Mr Crowther said moments later Lucas put up his head “as if startled” and moved off at speed – heading south to the car park before galloping back down Lime Avenue towards stalls and attractions bustling with people.
It was then, the jury was told, that Mrs Bullett, who was put on the blind register in 1992, was hit by the runaway horse.
Witness Jean Cramer said she watched helplessly as the horse bore down on the former St Benedict’s Catholic School dinner lady and Wedgewood House worker.
Mrs Cramer, whose statement was read to the inquest by Suffolk coroner Peter Dean, said: “She never had a chance.”
Her statement, which described vivid flashbacks to the incident, revealed that the carriage’s wheels had passed over Mrs Bullett’s body.
A statement by Elisabeth Haslam was also read to the inquest. Mrs Haslam was at a stall when she saw the horse bolting forward, still attached to its carriage, the jury was told.

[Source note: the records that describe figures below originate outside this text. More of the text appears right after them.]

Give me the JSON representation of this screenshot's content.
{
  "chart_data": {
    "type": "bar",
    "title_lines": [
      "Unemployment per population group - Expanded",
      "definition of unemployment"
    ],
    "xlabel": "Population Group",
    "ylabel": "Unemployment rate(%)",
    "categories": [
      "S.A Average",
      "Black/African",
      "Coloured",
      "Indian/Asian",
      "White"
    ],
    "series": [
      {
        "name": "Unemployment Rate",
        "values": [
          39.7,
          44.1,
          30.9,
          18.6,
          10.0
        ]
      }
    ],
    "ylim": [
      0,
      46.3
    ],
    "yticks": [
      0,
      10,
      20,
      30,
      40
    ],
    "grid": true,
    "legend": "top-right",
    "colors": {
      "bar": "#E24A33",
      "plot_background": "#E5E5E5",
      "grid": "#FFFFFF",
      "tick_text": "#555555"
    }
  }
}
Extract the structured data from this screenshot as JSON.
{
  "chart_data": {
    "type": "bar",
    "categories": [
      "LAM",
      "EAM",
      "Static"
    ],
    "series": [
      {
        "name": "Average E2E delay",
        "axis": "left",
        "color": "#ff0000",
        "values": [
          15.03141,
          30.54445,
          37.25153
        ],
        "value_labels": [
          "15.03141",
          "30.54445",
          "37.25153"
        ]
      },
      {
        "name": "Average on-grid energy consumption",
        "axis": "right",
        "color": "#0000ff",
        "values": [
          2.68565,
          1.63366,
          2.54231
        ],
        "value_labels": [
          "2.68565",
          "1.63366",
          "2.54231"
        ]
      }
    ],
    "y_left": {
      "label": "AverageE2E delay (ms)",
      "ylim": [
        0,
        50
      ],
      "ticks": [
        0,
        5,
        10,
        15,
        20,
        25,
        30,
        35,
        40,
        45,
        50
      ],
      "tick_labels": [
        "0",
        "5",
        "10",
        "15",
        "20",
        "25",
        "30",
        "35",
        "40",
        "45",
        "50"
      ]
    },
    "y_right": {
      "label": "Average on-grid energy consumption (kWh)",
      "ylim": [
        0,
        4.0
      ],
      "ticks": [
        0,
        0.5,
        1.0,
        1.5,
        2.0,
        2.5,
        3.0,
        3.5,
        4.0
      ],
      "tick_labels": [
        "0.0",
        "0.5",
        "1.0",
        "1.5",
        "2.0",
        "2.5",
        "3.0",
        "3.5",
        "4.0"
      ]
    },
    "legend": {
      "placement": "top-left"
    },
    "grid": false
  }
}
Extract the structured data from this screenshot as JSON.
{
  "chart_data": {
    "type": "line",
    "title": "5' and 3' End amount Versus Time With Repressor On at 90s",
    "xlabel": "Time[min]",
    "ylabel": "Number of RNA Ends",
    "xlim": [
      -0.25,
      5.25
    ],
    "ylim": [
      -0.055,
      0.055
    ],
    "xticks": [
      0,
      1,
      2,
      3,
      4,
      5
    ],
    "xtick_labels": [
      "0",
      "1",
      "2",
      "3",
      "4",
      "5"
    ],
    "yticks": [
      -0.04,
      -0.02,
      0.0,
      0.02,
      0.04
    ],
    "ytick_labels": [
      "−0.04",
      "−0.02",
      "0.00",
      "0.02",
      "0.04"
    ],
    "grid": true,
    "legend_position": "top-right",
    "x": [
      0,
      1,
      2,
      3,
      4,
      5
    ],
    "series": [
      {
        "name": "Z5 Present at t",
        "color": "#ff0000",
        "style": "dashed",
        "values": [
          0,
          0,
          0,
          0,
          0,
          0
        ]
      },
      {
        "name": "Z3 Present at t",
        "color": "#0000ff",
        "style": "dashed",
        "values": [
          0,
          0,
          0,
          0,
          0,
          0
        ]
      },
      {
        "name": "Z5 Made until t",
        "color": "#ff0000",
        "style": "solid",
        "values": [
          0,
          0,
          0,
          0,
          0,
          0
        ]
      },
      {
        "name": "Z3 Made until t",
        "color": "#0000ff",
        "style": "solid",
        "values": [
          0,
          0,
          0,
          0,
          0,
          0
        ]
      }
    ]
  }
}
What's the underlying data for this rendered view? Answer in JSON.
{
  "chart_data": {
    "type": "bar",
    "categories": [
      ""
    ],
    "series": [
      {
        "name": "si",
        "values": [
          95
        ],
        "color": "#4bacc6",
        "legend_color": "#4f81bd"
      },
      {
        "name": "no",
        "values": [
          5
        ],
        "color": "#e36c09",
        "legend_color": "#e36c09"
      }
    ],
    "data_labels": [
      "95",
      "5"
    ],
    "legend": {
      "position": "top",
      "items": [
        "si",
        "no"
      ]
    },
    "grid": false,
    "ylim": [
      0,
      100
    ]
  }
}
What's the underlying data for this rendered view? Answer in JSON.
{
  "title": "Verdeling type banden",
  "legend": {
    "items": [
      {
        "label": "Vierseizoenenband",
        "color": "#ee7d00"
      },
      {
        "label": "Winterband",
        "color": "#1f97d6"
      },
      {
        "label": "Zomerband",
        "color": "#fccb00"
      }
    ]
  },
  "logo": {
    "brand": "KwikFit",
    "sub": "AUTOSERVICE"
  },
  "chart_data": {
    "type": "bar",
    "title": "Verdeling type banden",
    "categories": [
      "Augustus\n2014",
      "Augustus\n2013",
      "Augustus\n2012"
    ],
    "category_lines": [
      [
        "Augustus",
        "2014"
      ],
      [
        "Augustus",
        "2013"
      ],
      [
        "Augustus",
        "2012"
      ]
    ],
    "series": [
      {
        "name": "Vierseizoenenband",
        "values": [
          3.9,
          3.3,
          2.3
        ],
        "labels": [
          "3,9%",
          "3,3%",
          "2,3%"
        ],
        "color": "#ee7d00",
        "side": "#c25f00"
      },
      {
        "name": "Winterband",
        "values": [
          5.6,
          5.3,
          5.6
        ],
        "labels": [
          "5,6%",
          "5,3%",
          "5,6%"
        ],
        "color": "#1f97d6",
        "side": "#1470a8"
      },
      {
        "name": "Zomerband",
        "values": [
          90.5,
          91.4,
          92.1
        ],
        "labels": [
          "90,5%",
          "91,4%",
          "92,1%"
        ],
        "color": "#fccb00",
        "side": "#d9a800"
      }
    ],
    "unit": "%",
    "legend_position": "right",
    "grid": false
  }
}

“The horse was running at full speed with the cart bouncing around behind it. Everyone was screaming, they were all trying to dive for cover,” she said. The horse had then “clattered” into a female who had been “catapulted” about 6ft into the air.
Other witness statements suggested there had been a number of loud bangs throughout the day.
Patricia Starling said she had noticed children throwing explosive “caps” and described the Nowton Park event as “the noisiest fair this summer.”
The inquest was told that Mrs Bullett was taken to Addenbrooke’s Hospital in Cambridge for emergency treatment but died a short time later.
Pathologist Dr Dada said Mrs Bullett had received a number of fractures to her ribs and that blunt-force trauma to the chest had been the cause of death. The inquest continues today.
AN EXPERT in carriage driving suggested that some horses can become excited after their bridles are removed.
John Parker, who has driven horses since 1959 and has competed for Great Britain in international events, played a DVD to the inquest jury.
In the film of one of his own horses, the bridle was removed from a stationary animal.
Pointing to the footage he said: “Watch the change in the horse. His ears (their movement) are better than his voice.
“He’s saying ‘where are the sweets? Why am I standing here?’”
Mr Parker also said the use of a head collar would only give a small amount of control.
He added: “There is tremendous strength in their heads and necks. The amount of control you have on a head collar is minimal.
“All he wants to do is get the gear off. It’s the end of the day.”